Marie Montes gave birth to the couple's third child while her husband was behind bars. Six weeks later Felipe Montes was deported. Two weeks after that, the Allegheny County child welfare department took all three children from Marie Montes on the grounds that she could not afford to take care of them, and put them in foster care, where two of them have already been abused.

Color Lines, the publication put out by the immigration reform think tank Applied Research Center, interviewed Montes, his wife, and their neighbors in Sparta, North Carolina. "He was a real good guy and as a worker he could do anything," said Montes' former boss. "He loved those kids more than anything. We'd be doing tree work and it'd be kind of dangerous and he'd say, 'I'll do this but if something happens you have to take care of the kids, ok?'"

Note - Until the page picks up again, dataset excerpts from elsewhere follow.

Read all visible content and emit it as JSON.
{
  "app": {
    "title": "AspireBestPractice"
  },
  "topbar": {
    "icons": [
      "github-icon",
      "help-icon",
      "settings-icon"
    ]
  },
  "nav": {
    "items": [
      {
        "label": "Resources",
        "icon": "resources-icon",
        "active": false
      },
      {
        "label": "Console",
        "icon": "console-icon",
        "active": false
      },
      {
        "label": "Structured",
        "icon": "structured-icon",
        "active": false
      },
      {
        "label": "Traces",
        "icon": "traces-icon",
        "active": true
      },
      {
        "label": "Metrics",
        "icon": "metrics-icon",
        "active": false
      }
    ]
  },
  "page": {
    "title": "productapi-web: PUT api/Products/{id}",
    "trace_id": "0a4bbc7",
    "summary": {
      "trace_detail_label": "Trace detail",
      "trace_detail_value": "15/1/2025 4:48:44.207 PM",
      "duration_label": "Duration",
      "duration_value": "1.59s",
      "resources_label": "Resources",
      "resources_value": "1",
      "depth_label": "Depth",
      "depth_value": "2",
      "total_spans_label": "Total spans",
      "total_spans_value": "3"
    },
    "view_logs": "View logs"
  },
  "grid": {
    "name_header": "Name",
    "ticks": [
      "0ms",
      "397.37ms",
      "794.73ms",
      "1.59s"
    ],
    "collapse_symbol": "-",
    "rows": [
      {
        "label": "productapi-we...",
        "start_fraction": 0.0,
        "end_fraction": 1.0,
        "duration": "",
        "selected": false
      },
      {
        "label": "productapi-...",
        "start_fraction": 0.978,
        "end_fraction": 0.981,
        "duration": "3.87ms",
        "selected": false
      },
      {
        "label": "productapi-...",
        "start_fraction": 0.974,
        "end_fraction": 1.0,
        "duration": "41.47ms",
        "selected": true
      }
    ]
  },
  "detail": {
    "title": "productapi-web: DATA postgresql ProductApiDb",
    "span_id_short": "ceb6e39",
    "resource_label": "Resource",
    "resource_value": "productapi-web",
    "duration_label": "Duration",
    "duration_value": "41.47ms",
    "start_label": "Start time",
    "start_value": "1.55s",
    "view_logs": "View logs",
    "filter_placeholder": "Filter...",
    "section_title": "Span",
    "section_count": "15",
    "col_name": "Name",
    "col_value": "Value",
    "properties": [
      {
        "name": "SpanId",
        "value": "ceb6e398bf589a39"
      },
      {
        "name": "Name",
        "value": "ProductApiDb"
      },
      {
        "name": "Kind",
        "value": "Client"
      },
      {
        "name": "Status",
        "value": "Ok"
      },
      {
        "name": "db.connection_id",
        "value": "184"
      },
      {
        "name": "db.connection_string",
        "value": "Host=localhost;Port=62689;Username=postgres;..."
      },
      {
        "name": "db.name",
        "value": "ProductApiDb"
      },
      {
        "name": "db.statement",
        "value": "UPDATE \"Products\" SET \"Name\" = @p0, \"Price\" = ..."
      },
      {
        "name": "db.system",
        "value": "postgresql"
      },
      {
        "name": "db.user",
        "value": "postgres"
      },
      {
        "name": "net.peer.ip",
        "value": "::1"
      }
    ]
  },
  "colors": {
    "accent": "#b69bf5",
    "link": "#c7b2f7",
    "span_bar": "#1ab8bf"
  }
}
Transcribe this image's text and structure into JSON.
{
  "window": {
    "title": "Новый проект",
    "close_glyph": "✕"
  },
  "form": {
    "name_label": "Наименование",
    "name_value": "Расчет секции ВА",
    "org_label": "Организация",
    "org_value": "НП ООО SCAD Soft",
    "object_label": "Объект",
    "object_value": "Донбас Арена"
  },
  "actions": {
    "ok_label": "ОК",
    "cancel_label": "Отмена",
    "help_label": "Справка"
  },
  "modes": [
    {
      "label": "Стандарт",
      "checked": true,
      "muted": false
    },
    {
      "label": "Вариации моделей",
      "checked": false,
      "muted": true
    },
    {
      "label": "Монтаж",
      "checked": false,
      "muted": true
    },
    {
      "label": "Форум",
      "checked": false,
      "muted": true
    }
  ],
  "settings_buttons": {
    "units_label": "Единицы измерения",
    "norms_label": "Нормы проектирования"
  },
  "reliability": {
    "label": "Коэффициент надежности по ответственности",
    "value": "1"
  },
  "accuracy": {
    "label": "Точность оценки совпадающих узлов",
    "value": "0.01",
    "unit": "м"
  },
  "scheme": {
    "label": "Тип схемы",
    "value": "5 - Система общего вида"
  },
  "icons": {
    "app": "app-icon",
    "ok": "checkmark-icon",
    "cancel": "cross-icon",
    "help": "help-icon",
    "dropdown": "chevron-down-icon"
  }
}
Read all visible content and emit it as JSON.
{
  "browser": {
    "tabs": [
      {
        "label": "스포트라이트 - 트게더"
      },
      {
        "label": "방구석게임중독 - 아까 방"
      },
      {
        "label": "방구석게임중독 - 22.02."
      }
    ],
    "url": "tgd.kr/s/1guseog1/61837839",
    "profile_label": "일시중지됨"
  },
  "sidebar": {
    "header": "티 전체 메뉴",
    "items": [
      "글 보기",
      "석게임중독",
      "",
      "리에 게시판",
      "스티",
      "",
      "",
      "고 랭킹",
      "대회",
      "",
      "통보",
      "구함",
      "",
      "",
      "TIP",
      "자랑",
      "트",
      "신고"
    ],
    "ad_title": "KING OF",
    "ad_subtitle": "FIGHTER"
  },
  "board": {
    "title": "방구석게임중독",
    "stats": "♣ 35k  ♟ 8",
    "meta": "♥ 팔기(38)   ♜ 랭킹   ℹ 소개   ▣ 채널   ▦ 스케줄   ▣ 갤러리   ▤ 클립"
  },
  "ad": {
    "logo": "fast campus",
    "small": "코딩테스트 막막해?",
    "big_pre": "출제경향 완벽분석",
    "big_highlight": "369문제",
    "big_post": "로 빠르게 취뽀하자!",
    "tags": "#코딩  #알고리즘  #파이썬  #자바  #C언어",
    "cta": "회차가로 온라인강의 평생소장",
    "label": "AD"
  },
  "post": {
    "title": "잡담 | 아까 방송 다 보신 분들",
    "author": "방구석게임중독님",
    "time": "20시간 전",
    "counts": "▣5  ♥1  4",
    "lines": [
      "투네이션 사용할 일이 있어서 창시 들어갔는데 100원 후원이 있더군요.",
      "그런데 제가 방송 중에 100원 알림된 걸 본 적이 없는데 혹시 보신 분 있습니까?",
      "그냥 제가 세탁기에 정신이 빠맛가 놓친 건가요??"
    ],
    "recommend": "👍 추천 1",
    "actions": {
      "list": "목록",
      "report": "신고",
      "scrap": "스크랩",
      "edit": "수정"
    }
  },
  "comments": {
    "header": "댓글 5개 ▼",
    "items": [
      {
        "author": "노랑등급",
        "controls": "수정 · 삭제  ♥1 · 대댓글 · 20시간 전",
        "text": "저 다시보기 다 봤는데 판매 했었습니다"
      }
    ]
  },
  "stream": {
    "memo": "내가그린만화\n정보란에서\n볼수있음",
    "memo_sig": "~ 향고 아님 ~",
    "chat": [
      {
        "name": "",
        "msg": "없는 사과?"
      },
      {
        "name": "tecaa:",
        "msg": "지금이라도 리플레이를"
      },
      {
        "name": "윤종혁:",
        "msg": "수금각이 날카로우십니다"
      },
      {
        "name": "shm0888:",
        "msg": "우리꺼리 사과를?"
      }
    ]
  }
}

"I love my kids to death," Montes told Color Lines. "When they were born, it's something so wonderful you can't explain."

Apparently, love and dedication doesn't qualify Montes to be a dad anymore, as the state of North Carolina is putting his children up for adoption:

Allegheny County has already convinced a judge to end family reunification efforts with Marie Montes. She wants the children to be placed with their father. "If they can't be with me, I want them to be with him," she said. "Nobody is a better father than he is."

But next week, on February 21, the county's Department of Social Services plans to ask a judge to cease all efforts to reunify the family and put the children into adoption proceedings with foster families. Though Felipe Montes was his children's primary caregiver before he was deported and has not been charged with neglect, the child welfare department nonetheless believes that his children, who have now been in foster care for over a year, are better off in the care of strangers than in Mexico with their father.

For Montes, this feels tantamount to kidnapping.

"I cannot find the words to tell you how important my kids are to me. I would do anything for them," he told Colorlines.com, speaking on his cell phone in Mexico while on a break from his job at a farm.

"In this world there are many injustices. At the very least, I would like them to send my kids to Mexico."